Aspergillus tracheobronchitis with Birt-Hogg-Dubè syndrome as a rare cause of chronic cough

BMC Pulm Med. 2022 Nov 16;22(1):420. doi: 10.1186/s12890-022-02136-2.


BACKGROUND: Aspergillus tracheobronchitis (ATB) is confined as a condition of chronic superficial infection of tracheobronchial tree. Its diagnosis is difficult due to atypical manifestations and low detective rate of Aspergillus thus far.
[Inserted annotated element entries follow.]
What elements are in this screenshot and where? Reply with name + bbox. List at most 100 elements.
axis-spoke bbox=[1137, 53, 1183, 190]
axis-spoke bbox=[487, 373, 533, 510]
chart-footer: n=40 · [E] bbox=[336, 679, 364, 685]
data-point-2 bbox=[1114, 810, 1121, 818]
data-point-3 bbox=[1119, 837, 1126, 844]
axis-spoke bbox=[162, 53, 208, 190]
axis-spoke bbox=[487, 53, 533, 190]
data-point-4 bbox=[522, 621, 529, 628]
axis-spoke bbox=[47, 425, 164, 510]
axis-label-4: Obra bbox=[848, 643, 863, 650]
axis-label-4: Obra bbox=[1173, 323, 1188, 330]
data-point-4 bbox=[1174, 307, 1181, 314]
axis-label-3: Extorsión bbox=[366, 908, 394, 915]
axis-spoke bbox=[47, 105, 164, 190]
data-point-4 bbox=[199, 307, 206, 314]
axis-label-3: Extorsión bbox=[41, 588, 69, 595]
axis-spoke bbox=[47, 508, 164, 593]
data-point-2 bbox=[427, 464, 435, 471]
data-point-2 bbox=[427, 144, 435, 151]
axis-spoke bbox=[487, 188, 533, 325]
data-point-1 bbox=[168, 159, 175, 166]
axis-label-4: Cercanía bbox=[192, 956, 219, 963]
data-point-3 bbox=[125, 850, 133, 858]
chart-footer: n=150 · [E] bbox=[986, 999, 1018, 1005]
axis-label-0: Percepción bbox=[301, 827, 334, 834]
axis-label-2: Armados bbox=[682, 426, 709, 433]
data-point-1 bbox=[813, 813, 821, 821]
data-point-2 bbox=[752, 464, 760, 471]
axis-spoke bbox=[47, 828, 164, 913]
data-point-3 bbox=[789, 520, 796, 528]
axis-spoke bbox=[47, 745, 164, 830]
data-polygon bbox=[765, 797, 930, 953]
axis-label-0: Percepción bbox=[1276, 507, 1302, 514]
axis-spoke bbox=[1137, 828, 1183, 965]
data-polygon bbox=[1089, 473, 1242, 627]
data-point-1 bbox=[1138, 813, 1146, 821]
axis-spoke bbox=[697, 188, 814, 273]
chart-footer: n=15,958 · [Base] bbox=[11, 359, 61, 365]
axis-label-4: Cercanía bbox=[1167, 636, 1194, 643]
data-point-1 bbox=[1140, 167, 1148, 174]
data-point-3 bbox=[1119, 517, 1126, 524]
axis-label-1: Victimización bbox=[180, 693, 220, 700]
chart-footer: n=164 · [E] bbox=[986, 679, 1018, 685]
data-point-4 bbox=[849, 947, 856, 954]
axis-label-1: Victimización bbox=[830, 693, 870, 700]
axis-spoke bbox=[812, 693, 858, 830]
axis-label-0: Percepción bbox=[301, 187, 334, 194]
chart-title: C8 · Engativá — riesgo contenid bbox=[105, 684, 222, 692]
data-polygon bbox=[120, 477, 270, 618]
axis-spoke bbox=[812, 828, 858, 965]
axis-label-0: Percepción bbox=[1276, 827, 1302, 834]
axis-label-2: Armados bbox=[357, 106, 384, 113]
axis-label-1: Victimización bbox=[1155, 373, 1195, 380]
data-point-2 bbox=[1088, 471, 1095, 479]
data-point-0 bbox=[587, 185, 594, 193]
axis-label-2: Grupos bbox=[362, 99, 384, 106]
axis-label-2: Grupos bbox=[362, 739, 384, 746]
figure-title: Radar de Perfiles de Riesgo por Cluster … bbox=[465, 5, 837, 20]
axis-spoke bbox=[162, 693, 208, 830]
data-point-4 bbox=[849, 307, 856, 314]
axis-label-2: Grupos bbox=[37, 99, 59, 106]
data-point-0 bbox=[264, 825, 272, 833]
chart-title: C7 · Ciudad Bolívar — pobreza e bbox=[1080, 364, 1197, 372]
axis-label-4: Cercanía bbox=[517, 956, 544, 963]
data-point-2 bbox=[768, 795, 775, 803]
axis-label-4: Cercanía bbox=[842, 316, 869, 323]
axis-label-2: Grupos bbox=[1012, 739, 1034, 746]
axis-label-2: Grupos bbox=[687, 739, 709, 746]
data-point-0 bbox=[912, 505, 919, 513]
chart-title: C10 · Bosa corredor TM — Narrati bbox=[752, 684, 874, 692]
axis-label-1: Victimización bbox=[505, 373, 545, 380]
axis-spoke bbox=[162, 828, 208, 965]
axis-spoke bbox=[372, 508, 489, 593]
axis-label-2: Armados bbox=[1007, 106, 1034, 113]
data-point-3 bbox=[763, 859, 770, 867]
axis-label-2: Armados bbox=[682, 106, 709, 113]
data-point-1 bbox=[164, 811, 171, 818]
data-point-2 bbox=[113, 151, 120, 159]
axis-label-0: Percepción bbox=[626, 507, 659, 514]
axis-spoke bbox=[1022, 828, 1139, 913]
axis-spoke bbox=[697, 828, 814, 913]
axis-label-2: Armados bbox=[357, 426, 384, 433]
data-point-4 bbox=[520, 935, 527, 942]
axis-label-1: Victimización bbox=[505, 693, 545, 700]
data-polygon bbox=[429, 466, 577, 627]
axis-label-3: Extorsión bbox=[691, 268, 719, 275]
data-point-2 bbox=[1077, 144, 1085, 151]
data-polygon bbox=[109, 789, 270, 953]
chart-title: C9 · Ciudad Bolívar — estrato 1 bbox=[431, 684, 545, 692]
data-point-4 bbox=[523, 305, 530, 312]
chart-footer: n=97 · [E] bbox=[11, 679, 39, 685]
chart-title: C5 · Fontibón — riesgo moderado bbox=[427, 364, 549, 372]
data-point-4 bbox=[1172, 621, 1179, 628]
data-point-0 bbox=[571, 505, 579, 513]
CASE PRESENTATION: Herein, we presented a 45-year-old male patient with a sole chronic productive cough for five years referred to our cough specialist clinic. Chest high-resolution computed tomography showed multiple lung cysts predominantly located in the subpleural lesions and near the mediastinum. Neither bacteria nor fungi were identified by sputum culture. However, metagenomic next-generation sequencing in sputum detected Aspergillus fumigatus DNA. The genetic testing of whole blood suggested the germline mutation of the tumor suppressor gene folliculin, supporting a diagnosis of Birt-Hogg-Dubé (BHD) syndrome. His productive cough symptom significantly improved after receiving itraconazole treatment for 2 months. After discontinuation of antifungal treatment, there was no relapse for four months follow-up. A diagnosis of ATB with BHD syndrome was eventually established in this patient.

CONCLUSION: ATB should be considered in any patient with prolonged unexplained productive cough. Next-generation sequencing technologies may be useful to identify ATB which is uncommon and easily ignored in clinical practice.